Tax Implications for Day Traders in India

In India, the tax man will want his share if you’re making money from day trading. Here’s how it works:

  1. Short-Term Capital Gains (STCG): If you make money by selling stocks within a year, you pay 15% tax on your profits.
  2. Business Income: If day trading is your main job, your profits could be treated as business income, which means you’d be taxed at the standard rates based on your income slab (up to 30% in higher slabs).
  3. GST on Brokerage Fees: There’s also 18% GST on brokerage fees and commissions, which can add up if you’re trading frequently.
  4. Securities Transaction Tax (STT): Every time you buy or sell shares in the Indian stock market, you pay STT. For equity delivery trades, STT is 0.1% on both buy and sell. However, for intraday trading (which most day traders do), STT is only applied on the sell transaction, typically at 0.025%.

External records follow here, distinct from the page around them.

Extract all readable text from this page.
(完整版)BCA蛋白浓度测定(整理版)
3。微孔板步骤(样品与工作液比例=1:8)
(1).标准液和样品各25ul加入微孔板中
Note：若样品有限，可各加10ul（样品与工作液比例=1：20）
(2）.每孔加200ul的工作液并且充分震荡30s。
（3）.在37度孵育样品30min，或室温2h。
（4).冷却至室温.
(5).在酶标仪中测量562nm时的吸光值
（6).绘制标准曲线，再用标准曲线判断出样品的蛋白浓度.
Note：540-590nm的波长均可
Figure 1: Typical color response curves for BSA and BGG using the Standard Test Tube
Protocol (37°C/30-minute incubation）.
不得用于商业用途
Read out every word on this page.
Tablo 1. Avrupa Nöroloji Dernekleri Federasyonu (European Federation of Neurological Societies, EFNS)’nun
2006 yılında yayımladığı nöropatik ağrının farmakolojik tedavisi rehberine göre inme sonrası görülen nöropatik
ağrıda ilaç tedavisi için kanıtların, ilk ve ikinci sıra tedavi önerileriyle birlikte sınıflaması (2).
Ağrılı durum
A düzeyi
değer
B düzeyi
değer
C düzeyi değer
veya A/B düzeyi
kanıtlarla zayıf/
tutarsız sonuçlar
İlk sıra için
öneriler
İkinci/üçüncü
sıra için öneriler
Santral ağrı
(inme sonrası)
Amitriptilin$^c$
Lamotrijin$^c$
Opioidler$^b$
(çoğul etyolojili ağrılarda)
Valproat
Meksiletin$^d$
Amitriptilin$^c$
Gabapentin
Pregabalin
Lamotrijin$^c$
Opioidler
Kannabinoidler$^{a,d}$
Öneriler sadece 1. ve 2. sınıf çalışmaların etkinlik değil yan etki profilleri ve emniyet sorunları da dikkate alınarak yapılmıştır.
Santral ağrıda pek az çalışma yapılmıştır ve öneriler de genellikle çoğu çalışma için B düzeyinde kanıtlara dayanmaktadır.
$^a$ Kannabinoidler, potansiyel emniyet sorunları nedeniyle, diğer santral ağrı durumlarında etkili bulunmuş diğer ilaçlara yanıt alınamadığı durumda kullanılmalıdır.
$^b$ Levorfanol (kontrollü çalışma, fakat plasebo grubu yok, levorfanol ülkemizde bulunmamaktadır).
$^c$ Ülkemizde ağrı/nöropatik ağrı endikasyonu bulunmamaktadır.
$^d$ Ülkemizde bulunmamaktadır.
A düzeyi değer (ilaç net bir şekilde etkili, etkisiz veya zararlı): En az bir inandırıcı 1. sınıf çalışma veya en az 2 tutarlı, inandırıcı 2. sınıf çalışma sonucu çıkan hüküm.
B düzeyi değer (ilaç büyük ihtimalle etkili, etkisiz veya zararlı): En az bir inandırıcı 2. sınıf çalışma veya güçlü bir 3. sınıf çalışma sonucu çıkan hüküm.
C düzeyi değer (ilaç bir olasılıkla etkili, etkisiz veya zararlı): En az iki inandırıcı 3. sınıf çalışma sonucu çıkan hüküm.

It’s always a good idea to consult a tax professional to know how much you’ll owe.

Some of the Day Trading Strategies

  1. Scalping: This strategy is all about making lots of small profits. Traders using scalping buy and sell quickly, holding their trades for just a few minutes.
  2. Momentum Trading: Traders using this strategy try to catch stocks that are moving strongly in one direction, either up or down. Once the momentum slows, they sell to lock in their gains.
  3. Breakout Trading: This strategy looks for stocks that are breaking out of a previous price range. If a stock has been trading between ₹100 and ₹110 for a while, and it suddenly goes above ₹110, traders might buy in, expecting the price to keep rising.
  4. News Trading: As the name suggests, this strategy involves trading based on news announcements. If a company reports better-than-expected earnings, its stock price may shoot up, and traders jump in to catch the wave.

Final Thoughts

Day trading can be exciting and profitable, but it’s not for everyone. It takes patience, practice, and a strong understanding of the markets. Before jumping in, it’s important to educate yourself and start small.

If you think you’ve got the skills and discipline, who knows? You might be the next day trading hero!